In the European study, prescriptions for IBS-C (laxatives, prokinetics, and anti-spasmodics) ranged from 41 to 90%, although data regarding details of drugs, dosing, and duration are lacking [2]. Nevertheless, these patients, whose overall symptom duration was over 10 years, were predominantly seen in specialist care. Thus, it is surprising that overall, only 17.5% had undergone a colonoscopy. The Rome criteria care pathway encourages a symptom-based diagnosis, hoping in so doing to reduce utilization of healthcare resources [5], although some studies suggest the contrary [1, 2].

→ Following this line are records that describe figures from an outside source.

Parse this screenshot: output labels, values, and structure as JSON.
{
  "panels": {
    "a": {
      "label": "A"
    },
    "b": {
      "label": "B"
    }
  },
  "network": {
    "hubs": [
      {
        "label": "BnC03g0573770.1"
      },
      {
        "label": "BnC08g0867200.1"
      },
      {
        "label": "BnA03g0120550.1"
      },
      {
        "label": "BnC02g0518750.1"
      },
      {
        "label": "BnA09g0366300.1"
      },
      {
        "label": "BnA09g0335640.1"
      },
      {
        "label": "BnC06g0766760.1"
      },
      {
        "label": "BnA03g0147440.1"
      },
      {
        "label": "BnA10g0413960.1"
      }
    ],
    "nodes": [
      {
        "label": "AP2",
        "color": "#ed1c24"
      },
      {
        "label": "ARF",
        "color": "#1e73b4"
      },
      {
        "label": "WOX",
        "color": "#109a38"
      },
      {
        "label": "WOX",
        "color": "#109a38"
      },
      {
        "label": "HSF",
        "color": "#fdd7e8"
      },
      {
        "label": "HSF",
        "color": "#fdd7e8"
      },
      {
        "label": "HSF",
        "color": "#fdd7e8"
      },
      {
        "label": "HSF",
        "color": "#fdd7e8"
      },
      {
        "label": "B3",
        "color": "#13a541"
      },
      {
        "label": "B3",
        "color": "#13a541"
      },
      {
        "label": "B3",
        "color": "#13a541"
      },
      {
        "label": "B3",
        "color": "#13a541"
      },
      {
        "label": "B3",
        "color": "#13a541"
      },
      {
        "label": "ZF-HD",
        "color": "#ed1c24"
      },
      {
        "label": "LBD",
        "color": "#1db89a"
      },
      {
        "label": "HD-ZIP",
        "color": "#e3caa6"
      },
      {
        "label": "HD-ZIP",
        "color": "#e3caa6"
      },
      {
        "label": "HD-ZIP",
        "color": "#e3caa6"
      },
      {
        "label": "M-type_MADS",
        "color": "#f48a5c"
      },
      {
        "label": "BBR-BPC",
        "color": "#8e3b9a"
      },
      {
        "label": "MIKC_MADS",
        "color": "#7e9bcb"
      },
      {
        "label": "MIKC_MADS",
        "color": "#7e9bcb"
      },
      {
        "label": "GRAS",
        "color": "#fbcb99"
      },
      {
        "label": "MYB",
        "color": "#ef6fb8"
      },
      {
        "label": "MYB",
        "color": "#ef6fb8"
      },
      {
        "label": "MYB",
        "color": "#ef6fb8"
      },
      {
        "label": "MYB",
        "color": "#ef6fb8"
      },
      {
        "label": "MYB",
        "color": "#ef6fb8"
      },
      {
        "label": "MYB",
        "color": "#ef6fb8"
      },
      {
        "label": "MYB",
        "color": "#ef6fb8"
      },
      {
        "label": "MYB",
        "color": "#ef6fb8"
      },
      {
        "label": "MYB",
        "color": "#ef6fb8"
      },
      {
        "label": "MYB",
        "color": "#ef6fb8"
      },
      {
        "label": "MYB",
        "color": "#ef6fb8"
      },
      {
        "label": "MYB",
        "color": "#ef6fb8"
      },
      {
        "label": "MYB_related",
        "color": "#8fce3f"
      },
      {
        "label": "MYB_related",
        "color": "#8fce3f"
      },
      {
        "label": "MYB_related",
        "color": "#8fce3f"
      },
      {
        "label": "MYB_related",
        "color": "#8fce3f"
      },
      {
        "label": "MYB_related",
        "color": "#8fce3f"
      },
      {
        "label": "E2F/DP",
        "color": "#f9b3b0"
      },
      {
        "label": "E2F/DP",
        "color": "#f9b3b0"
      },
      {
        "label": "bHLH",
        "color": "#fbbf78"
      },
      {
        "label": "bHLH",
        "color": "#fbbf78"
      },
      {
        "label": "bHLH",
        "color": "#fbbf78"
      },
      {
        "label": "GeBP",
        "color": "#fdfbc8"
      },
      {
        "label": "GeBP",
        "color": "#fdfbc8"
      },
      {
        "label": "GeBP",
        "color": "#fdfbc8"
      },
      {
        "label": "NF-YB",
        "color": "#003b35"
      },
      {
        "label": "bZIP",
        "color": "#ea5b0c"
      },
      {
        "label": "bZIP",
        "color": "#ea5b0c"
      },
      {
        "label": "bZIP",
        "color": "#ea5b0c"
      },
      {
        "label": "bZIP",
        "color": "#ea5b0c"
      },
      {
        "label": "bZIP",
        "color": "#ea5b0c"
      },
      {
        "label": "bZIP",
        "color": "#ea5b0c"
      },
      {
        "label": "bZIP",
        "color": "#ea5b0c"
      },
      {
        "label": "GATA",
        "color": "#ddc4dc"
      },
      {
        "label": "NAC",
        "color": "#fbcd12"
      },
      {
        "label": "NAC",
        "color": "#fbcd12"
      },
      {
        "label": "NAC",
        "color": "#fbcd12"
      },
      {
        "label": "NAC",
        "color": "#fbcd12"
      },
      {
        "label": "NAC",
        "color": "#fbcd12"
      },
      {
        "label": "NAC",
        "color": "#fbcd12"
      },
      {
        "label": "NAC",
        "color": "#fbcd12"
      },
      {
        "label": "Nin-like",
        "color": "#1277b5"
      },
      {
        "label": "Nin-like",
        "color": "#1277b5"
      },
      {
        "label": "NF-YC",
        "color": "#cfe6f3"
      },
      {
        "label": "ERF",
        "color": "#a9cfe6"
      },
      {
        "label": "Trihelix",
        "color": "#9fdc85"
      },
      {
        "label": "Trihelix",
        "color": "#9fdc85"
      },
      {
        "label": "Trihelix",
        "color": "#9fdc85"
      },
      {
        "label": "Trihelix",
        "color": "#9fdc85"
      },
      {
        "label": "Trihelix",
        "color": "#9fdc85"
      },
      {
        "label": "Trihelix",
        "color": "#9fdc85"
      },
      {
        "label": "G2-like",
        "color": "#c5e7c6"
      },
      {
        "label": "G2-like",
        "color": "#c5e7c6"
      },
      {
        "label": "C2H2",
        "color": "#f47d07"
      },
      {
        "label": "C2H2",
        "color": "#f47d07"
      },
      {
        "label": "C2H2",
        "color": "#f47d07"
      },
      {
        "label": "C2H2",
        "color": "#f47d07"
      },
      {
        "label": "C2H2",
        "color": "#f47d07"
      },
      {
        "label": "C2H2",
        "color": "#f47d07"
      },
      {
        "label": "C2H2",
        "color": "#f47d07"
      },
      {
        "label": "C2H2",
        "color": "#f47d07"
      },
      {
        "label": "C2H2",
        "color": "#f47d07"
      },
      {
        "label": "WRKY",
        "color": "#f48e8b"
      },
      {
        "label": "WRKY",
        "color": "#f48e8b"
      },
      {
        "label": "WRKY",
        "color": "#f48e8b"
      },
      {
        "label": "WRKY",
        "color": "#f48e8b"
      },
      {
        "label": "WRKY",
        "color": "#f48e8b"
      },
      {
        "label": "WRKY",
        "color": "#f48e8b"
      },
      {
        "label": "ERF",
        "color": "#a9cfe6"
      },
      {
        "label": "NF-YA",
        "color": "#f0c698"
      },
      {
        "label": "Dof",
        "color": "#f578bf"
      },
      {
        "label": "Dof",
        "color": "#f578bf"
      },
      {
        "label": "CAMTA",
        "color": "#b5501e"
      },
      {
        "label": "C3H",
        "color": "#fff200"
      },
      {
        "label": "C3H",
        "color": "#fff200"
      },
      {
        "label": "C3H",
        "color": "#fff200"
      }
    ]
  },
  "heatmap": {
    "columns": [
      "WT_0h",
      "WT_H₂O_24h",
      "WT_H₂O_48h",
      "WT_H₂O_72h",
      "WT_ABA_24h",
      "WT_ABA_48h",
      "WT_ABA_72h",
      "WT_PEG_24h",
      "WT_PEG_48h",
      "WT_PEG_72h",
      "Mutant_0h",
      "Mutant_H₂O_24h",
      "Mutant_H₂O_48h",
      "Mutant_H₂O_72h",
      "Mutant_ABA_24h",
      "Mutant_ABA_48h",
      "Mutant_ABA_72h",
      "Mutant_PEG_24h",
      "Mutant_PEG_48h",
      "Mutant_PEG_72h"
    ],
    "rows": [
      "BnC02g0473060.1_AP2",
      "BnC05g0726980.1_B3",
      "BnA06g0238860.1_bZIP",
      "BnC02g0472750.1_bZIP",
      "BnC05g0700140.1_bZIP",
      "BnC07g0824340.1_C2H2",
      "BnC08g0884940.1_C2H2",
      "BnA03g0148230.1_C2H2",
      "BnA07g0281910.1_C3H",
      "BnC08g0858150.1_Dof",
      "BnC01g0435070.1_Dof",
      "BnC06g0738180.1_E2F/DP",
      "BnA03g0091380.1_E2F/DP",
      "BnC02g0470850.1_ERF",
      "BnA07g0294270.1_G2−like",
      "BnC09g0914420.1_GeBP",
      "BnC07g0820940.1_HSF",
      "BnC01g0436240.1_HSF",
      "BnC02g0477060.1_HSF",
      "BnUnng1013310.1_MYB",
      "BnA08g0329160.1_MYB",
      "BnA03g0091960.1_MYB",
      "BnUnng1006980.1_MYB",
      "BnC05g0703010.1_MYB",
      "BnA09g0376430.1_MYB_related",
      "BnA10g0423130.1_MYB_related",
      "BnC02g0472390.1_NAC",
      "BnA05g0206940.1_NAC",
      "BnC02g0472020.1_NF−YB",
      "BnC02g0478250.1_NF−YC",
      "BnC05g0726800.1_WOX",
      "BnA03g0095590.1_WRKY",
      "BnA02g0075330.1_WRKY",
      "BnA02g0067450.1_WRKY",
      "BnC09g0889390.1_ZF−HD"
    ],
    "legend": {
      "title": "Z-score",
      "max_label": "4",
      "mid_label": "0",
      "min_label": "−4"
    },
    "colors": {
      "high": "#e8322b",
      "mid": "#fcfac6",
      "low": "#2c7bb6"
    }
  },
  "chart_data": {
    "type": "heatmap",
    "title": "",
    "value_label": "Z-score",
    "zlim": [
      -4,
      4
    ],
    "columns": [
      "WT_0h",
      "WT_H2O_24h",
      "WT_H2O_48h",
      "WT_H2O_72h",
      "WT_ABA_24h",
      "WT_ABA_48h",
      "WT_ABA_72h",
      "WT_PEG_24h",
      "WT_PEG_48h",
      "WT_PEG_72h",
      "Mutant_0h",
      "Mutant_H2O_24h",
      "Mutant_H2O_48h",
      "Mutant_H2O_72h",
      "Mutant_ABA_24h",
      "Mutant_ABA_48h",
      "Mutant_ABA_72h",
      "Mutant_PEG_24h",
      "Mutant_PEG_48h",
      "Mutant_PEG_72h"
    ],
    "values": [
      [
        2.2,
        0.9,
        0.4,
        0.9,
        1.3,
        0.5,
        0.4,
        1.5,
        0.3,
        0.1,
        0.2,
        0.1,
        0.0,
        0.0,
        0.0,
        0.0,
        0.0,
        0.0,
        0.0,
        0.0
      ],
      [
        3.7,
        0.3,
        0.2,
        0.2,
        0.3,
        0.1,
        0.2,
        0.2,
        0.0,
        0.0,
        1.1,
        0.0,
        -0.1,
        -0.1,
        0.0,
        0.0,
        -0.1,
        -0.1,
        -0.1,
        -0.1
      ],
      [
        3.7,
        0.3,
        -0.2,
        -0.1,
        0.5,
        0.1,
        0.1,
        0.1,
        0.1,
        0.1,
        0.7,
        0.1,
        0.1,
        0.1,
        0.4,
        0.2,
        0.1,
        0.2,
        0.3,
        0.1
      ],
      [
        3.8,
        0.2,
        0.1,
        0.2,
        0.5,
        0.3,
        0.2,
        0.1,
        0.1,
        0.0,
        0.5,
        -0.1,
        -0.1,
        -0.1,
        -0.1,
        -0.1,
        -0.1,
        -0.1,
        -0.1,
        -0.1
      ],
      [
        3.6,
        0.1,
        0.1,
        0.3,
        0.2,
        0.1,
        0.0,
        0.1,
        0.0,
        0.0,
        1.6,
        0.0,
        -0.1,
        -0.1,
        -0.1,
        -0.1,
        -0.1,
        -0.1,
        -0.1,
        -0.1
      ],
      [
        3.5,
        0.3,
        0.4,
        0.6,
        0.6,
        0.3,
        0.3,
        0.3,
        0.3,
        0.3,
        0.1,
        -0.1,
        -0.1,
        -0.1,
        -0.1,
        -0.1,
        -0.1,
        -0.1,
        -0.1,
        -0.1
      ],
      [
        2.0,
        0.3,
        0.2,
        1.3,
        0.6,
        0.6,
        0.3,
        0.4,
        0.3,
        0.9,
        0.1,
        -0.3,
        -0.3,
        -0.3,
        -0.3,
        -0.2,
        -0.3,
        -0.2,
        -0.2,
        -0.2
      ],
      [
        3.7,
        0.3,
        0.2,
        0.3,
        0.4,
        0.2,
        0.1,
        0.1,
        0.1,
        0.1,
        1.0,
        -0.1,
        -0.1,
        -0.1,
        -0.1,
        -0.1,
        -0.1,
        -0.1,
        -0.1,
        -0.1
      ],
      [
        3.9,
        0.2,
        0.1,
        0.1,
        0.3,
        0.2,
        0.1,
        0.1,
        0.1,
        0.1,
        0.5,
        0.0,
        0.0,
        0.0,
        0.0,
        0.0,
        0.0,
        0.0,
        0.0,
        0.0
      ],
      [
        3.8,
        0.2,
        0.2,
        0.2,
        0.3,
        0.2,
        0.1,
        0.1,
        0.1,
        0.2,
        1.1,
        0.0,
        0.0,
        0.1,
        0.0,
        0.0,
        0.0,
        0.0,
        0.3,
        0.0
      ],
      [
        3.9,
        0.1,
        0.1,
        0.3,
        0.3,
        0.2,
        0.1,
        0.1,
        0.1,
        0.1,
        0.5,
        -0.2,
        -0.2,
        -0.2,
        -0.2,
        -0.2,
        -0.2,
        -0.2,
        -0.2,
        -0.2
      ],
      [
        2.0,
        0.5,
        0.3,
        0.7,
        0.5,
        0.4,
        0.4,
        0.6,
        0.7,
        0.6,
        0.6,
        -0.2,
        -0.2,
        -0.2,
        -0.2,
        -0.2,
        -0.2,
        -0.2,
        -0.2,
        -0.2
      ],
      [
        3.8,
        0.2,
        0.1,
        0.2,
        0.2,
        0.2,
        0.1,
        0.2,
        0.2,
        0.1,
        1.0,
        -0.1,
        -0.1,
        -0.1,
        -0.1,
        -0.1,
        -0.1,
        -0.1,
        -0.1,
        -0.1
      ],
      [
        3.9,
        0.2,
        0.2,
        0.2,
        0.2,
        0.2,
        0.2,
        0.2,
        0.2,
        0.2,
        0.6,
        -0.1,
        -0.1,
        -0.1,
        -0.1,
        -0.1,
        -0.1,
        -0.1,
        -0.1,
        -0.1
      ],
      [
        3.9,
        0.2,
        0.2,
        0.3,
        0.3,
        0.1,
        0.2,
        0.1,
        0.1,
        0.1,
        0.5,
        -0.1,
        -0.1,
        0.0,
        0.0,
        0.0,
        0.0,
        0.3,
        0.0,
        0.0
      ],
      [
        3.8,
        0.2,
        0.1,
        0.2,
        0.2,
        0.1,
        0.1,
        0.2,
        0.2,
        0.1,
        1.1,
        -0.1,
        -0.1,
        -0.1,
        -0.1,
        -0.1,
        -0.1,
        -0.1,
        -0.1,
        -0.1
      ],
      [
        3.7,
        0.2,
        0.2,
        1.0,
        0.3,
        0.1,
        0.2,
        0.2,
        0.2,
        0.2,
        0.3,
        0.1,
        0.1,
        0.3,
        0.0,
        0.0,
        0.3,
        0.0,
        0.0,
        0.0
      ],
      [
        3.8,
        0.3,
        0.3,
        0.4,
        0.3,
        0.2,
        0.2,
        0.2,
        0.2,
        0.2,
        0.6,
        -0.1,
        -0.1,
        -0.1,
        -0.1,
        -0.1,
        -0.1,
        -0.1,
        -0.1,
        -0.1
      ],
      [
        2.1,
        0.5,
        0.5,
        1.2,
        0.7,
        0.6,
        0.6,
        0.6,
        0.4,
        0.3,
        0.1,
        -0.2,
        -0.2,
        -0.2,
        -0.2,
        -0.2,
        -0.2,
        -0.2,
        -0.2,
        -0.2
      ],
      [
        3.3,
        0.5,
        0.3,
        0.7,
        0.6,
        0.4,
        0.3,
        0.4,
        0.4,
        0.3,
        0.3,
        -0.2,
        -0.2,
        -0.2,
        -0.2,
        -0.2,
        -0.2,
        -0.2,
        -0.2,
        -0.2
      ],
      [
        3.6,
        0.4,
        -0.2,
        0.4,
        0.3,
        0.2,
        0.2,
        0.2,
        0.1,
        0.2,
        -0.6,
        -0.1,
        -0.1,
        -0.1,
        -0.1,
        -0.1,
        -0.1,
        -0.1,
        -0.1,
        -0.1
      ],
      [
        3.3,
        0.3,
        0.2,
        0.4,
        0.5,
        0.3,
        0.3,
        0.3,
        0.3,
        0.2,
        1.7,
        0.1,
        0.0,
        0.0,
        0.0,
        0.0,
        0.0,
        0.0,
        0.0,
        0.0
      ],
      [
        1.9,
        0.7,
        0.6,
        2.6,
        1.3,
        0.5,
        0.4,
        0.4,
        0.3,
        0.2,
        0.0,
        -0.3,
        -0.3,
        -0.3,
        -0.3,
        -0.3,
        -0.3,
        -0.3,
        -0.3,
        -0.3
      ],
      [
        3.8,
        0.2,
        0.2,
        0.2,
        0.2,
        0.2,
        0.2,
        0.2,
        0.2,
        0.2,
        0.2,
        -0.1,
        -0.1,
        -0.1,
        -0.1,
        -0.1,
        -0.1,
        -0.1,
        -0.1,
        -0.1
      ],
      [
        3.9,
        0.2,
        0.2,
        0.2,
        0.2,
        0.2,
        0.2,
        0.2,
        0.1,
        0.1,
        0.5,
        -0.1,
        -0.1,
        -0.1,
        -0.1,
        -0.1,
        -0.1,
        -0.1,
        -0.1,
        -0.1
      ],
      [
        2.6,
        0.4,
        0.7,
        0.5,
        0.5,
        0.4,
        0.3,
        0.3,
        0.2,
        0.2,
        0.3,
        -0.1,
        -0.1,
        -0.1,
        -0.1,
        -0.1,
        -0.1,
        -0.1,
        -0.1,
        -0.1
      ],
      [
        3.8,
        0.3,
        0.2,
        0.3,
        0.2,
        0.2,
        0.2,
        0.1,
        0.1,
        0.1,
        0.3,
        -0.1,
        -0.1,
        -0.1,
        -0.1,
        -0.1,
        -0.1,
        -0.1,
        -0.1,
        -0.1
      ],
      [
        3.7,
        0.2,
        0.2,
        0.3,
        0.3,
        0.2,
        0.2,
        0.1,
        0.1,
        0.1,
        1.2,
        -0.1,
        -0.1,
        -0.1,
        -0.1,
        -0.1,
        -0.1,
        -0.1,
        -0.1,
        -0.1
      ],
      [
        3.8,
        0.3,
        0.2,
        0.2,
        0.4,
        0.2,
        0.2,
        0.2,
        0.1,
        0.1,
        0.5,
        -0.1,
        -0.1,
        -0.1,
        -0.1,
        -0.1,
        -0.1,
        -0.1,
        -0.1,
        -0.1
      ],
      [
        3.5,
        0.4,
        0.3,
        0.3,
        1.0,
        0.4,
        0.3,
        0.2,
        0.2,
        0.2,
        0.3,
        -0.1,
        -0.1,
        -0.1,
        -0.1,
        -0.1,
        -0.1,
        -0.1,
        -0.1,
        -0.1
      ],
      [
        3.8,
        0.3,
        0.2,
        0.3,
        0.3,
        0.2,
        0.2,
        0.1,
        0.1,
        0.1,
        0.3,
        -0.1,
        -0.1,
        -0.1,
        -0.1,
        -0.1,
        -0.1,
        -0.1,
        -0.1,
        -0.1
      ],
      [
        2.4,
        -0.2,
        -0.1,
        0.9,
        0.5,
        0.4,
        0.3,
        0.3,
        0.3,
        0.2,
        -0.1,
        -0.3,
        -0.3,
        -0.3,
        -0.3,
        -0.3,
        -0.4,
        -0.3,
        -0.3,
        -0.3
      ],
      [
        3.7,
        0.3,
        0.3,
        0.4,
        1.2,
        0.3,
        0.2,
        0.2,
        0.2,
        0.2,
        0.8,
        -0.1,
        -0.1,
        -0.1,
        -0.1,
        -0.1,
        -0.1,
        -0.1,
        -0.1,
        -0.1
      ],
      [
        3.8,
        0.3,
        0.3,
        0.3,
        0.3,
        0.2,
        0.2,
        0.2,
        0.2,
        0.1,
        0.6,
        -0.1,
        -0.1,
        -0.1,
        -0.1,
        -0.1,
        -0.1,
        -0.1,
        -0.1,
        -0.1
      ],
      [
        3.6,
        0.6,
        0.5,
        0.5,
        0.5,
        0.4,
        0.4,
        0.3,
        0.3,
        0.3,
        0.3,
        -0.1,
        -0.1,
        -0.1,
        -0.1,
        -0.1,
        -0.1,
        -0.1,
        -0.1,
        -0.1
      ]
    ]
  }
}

Another study from Australia [6] identified a doctor–patient communication gap in individuals with FGID. The number of symptoms reported by patients was underestimated by 82% of gastroenterologists. Out of 40 patients, only one agreed with her physician’s diagnosis. Although substantial numbers of patients perceived diet and stress as causes of symptoms, 24% and 10% of patients, respectively, believed that infection and a weak immune system caused their problems.

Should we, as GI specialists, consider a contrarian approach? What if we send patients for detailed investigations at an earlier stage of their illness? What if primary care physicians are trained to analyze the physiological disturbances; e.g., an exaggerated gastrocolic reflex, and that there are pharmacological agents to target specific pathophysiology (e.g., anti-spasmodic)? What if we better recognize overlapping symptoms, syndromes, and pathophysiology? What if we encourage the use of treatment combinations to cover the individual patient’s spectrum of dysfunction? We have some supporting evidence for this aggressive approach from an early study prior to the advent of the Rome criteria [7], which showed a gradient of response; patients who received a combination of three active treatments improved the most, followed by combinations of two active with one placebo, and of one active with two placebos. None of the patients who received three placebos responded.

A robust prospective study (capturing factors enumerated in Table 1) should be done to challenge the current dogma.